In a circular signed on Friday, Hun Sen said during the first two months of 2013, the H5N1 virus has broken out and infected to nine people -- eight of them died.
"Even though there are preventive measures by relevant institutions, the spread and death toll from the virus are still alarmingly concerned," he said.
To ensure the safety for people more effectively, the premier ordered the ministry of agriculture to continue strengthening necessary and urgent measures to prevent and eliminate the spread of H5N1 virus.
"The ministry must thoroughly and constantly inspect poultry' s health throughout the country, and carry out bio-safety and sanitary measures at all poultry farms, slaughter-houses and markets," he said in the circular. "The ministry must promote broader awareness of bird flu virus to the public."
He also instructed the ministry of agriculture and the ministry of health to continue strengthening cooperation in information exchange to take measures timely to prevent and eliminate the virus.
In addition, he ordered the ministry of interior to take a firm and urgent measure to prevent the illegal trafficking of poultry and poultry-made products in all images and at anywhere.
Cambodia sees the worst outbreak of the virus this year since the disease was first identified in 2004. To date, the country has recorded 30 human cases of the virus, killing 27 people.
The latest death was a 35-year-old man from eastern Kampong Cham province, who died on Monday.
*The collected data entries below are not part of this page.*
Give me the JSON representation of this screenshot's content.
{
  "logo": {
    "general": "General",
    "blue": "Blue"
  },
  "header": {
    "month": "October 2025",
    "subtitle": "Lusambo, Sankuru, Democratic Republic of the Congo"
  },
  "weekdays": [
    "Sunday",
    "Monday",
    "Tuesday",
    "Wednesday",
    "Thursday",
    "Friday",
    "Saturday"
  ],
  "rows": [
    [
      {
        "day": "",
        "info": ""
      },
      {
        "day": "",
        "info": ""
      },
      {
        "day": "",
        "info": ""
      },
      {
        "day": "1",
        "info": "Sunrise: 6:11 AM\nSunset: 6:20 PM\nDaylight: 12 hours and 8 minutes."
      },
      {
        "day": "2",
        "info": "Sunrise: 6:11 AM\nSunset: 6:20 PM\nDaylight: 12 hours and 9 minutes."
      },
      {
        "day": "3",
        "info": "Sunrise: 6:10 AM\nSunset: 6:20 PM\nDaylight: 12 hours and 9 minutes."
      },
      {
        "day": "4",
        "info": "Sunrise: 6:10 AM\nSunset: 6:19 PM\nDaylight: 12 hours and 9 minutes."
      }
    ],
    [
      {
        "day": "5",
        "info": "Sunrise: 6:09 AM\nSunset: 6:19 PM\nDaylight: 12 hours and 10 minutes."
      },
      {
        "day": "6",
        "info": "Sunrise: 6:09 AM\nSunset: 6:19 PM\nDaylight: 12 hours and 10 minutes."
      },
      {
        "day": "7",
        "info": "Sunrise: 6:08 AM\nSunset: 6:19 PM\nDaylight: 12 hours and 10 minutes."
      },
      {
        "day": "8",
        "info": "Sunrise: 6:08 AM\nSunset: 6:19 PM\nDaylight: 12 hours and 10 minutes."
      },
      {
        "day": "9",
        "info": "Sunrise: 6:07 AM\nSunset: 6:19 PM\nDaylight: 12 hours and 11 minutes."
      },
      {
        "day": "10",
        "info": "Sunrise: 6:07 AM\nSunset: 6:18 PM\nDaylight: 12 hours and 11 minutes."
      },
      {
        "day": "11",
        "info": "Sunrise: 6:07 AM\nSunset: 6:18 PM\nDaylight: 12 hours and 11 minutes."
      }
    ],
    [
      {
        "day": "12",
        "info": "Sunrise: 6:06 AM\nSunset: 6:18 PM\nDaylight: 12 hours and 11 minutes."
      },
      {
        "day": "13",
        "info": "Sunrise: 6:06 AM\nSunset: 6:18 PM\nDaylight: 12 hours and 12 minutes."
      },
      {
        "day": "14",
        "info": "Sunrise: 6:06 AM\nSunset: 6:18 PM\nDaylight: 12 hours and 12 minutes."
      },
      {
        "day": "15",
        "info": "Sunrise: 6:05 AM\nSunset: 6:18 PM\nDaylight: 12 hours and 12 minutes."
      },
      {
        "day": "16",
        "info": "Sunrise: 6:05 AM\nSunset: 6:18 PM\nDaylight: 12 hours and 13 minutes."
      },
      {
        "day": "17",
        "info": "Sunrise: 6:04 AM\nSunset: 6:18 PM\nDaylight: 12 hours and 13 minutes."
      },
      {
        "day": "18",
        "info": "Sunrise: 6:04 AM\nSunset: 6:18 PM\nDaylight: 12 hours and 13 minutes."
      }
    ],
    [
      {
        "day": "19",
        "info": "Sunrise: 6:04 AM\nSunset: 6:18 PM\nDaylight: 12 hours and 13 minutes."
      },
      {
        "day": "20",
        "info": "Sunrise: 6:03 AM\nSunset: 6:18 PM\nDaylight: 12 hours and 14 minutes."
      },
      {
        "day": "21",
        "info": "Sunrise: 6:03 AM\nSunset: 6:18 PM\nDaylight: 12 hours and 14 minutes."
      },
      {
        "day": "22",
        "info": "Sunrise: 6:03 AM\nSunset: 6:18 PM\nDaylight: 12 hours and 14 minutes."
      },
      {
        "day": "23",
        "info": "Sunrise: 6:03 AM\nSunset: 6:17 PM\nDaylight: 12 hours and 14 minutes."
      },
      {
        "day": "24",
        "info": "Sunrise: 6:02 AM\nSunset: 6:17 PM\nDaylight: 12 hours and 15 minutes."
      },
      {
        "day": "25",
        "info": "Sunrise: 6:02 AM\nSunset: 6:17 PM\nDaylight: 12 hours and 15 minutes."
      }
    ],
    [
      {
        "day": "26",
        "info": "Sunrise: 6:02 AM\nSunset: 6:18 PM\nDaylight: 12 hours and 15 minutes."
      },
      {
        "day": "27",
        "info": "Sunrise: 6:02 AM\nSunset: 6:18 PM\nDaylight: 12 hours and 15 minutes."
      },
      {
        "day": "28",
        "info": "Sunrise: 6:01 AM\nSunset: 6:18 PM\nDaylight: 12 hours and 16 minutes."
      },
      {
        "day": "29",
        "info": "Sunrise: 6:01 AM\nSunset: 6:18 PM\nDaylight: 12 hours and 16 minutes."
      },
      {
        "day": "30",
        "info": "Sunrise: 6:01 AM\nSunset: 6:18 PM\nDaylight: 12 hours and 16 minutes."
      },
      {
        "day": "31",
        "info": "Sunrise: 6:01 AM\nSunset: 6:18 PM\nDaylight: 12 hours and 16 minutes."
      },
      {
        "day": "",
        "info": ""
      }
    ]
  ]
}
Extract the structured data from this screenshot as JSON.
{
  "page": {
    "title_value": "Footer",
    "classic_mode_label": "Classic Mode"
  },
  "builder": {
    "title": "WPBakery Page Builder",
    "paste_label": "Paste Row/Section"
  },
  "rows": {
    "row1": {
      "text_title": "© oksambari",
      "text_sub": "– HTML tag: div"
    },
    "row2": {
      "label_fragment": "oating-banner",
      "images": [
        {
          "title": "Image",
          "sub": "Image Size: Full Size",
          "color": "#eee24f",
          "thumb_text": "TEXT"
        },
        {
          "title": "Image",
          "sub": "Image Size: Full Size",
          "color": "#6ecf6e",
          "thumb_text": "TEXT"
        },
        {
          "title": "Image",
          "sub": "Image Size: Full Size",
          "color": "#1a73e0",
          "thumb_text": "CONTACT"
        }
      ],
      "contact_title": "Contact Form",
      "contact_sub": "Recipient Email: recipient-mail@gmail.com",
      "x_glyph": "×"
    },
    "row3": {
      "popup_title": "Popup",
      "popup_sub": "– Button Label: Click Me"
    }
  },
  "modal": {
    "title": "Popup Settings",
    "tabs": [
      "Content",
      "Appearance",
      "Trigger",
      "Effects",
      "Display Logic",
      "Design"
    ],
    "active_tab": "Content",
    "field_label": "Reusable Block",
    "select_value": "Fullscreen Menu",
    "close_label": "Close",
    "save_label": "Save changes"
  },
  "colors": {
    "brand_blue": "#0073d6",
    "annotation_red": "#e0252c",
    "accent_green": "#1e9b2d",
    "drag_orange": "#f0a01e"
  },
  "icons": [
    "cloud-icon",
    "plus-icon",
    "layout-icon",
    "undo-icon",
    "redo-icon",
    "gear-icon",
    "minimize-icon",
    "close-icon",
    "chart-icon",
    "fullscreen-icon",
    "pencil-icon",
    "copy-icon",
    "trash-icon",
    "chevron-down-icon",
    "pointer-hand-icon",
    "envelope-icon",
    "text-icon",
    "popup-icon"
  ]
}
On Tuesday, Health Minister Mam Bunheng appealed to people to be more careful about the outbreaks of bird flu virus, urging people not to eat ill or dead poultry.
"Poultry must be cooked well. Properly cooked poultry meat is therefore safe to consume," he told reporters.
Sonny Krishnan, communications officer with the World Health Organization (WHO) in Cambodia, said that home slaughtering and preparation of sick or dead poultry for food is hazardous.
He said parents and guardians should keep their children away from poultry -- do not allow them to touch feathers and do not keep poultry in their house.
"Parents and guardians must also make sure children wash their hands with soap and water after any contact with poultry," he said. "If they have fast or difficult breathing, they should seek medical attention at the nearest health facility."